Sene başından beri iktidar ülkenin birçok yerinde maden arama çalışmalarını öne sürerek birçok ormana göz dikmiş ve yine bu girişimlerinin hemen hepsi dirençle karşılaşmıştır. Bu dirençlerden bir tanesi de tam da yangınların ortasında kalan Milas İkizköy’de bulunan Akbelen Ormanları’ydı.

Beşli Çete’nin maden aramak için Akbelen’i talan etme niyeti, bölge halkının direnişiyle durdurulmuş ve çevre ilçelerden gelen destekler başlatılan nöbeti kalıcı hale getirerek ilgiyi bölge üzerine çekmişti. Hızla yayılan orman yangınlarının ortasında kalan bölge bir anda durumu fırsat bilen Limak ve IC Holding’in saldırısına uğramış ve ağaçlar kesilmeye başlanmıştı. Tutulan nöbet sonucunda olaya erken müdahale edilmiş ve Beşli Çete’nin tahribatı çok yayılmadan durdurulmuştu.

Sonrasında bölgeye akın eden dayanışma güçlerinin etkisi ve ormanlar yanarken orman talan etmenin gayri meşruluğuna karşı yükselen tepkiler sonucu mahkeme yürütmeyi durdurma kararı vermiş ve talan şimdilik durdurulmuştur.

Ağaçlar için de insanlar için de yangın yerinde yaşamak mücadele ile mümkün olmuş, iktidarın yaktığı ateş kitlelerin nefesiyle söndürülmüştür. İşte o nefes için bugün direnmek zorunludur.

Kalıcı Olmak İçin İnat Etmek

Yıkıcı olanın afet değil kapitalizm olduğunun bilincinde olanlar örgütlü direnişlerini kalıcı hale getirerek mücadelelerini pek çok alanda devam ettiriyorlar. Bu devamlılık ile sistemin her tür tahribatına karşı da hazırlıklı oluyorlar.

Orman yangınları sırasında Yeşil Gazete’de çıkan bir haber[1] ile Manavgat’ta Ahmetler isimli bir köyde 2014’te başlayan HES mücadelesi ile oluşturulan örgütlülüğün halen devam ettirildiğini öğrenmiş olduk.
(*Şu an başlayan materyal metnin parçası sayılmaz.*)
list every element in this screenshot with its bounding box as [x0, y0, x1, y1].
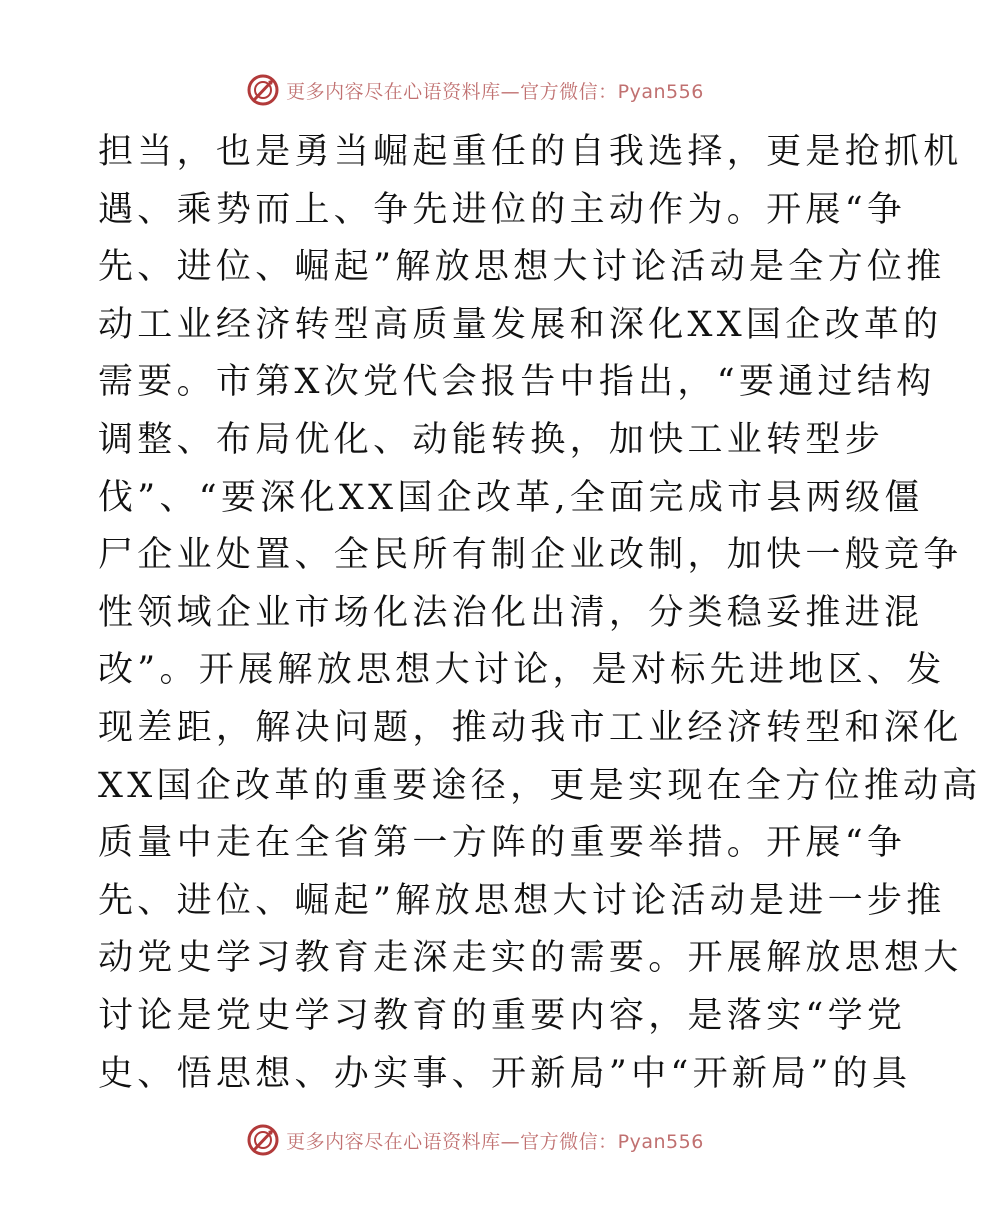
footer-watermark-banner [0, 1120, 950, 1160]
body-line: 需要。市第X次党代会报告中指出，“要通过结构 [98, 362, 936, 403]
brand-logo-icon [246, 1123, 280, 1157]
brand-logo-icon [246, 73, 280, 107]
body-line: 担当，也是勇当崛起重任的自我选择，更是抢抓机 [98, 132, 963, 172]
body-line: 动党史学习教育走深走实的需要。开展解放思想大 [98, 938, 963, 979]
body-line: 伐”、“要深化XX国企改革,全面完成市县两级僵 [98, 477, 924, 518]
document-body [98, 124, 982, 1103]
body-line: 遇、乘势而上、争先进位的主动作为。开展“争 [98, 189, 907, 230]
body-line: 现差距，解决问题，推动我市工业经济转型和深化 [98, 707, 963, 748]
body-line: 讨论是党史学习教育的重要内容，是落实“学党 [98, 995, 907, 1036]
body-line: 性领域企业市场化法治化出清，分类稳妥推进混 [98, 592, 924, 633]
body-line: 质量中走在全省第一方阵的重要举措。开展“争 [98, 823, 907, 864]
header-watermark-text: 更多内容尽在心语资料库—官方微信：Pyan556 [286, 80, 704, 103]
body-line: 调整、布局优化、动能转换，加快工业转型步 [98, 419, 885, 460]
body-line: 动工业经济转型高质量发展和深化XX国企改革的 [98, 304, 943, 345]
footer-watermark-text: 更多内容尽在心语资料库—官方微信：Pyan556 [286, 1130, 704, 1153]
body-line: 改”。开展解放思想大讨论，是对标先进地区、发 [98, 650, 946, 691]
body-line: 先、进位、崛起”解放思想大讨论活动是全方位推 [98, 247, 946, 288]
body-line: 先、进位、崛起”解放思想大讨论活动是进一步推 [98, 880, 946, 921]
body-line: 史、悟思想、办实事、开新局”中“开新局”的具 [98, 1053, 912, 1094]
body-line: XX国企改革的重要途径，更是实现在全方位推动高 [98, 765, 982, 806]
header-watermark-banner [0, 70, 950, 110]
body-line: 尸企业处置、全民所有制企业改制，加快一般竞争 [98, 535, 963, 576]
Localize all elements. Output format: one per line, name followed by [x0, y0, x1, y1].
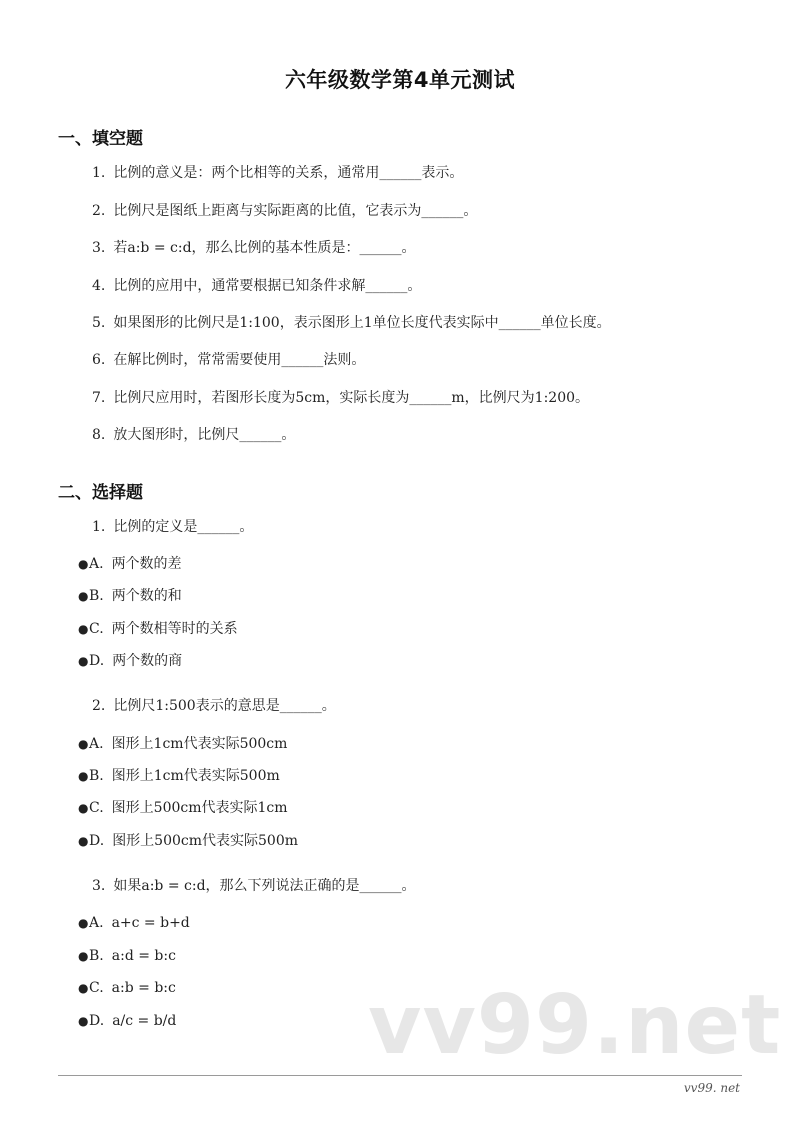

Bundan yedi sene önce başlayan ve o mücadele ile kazanılan orman yine bugün aynı örgütlülüğün devamı ile korunmuş oldu. Uzun yıllara dayanan mücadele deneyimi ile örgütlü hareket etme refleksi yangın karşısında nasıl hareket edilmesi gerektiğini de göstermiş ve devletin ormandan uzaklaştırmaya çalıştığı halkın organize müdahalesi ile o bölgede çıkan yangın felakete dönüşmeden kontrol altına alınmıştı. Ormanı sermaye sahipleri değil doğanın gerçek sahipleri korumuş, kurtarmıştır.

Ahmetler köyü deneyimi, örgütlenmek ve direnmeyi devlet-sermaye-iktidar üçgeni karşısında kalıcı bir biçime büründürmenin ete kemiğe bürünmüş halidir. Sahip olduğumuz örgütlenmeler ve sürdürülen direnişler geleceğimizin de teminatıdır.

Yarın İçin Yeni Bir Düzen

İktidar güçlerinin hayatın her alanında yarattığı tahribata karşı kitle hareketinin dinamikleri son derece zengin bir varoluşla kendini konumlandırabiliyor. Yaşanan yangın felaketinde birbirinden bağımsız üç farklı yerde hareketin üç farklı varoluşundaki çeşitlilik ve manevra yeteneği buna güzel bir örnektir.

Halk güçlerinin kendini savunma pozisyonunda konumlandırarak zaman zaman buradan yarattığı sarsıcı etkinin yeterliliği ise esas sorundur. Özgür, eşitlikçi ve demokratik bir yaşamın nüveleri oluşturulan örgütlülüklerde filizlenmekte fakat yeni bir yaşamı kurma noktasında yeterli olmamaktadır. Savunma pozisyonunun her geçen gün güçlenmesi karşısında iktidar güçleri de kendi saldırı pozisyonlarını güncellemektedir. Tam da bu noktada kitle hareketini savunma sıkışmışlığından kurtararak devlet-iktidar-sermaye üçgenini tahrip edecek bilince sıçratacak özneye olan ihtiyaç ortaya çıkmaktadır.

Her geçen gün örgütlülüğü güçlenen halk güçleri için gerçek kurtuluş emek eksenli yeni bir hayatı kurmak için atılacak adımlarla mümkün olacaktır. Hayatta kalmak için direnmenin mekanizmaları oluşturulmuştur. Artık insanca yaşamanın yollarını bulma, insanlık düşmanı bu düzeni alaşağı etme zamanıdır.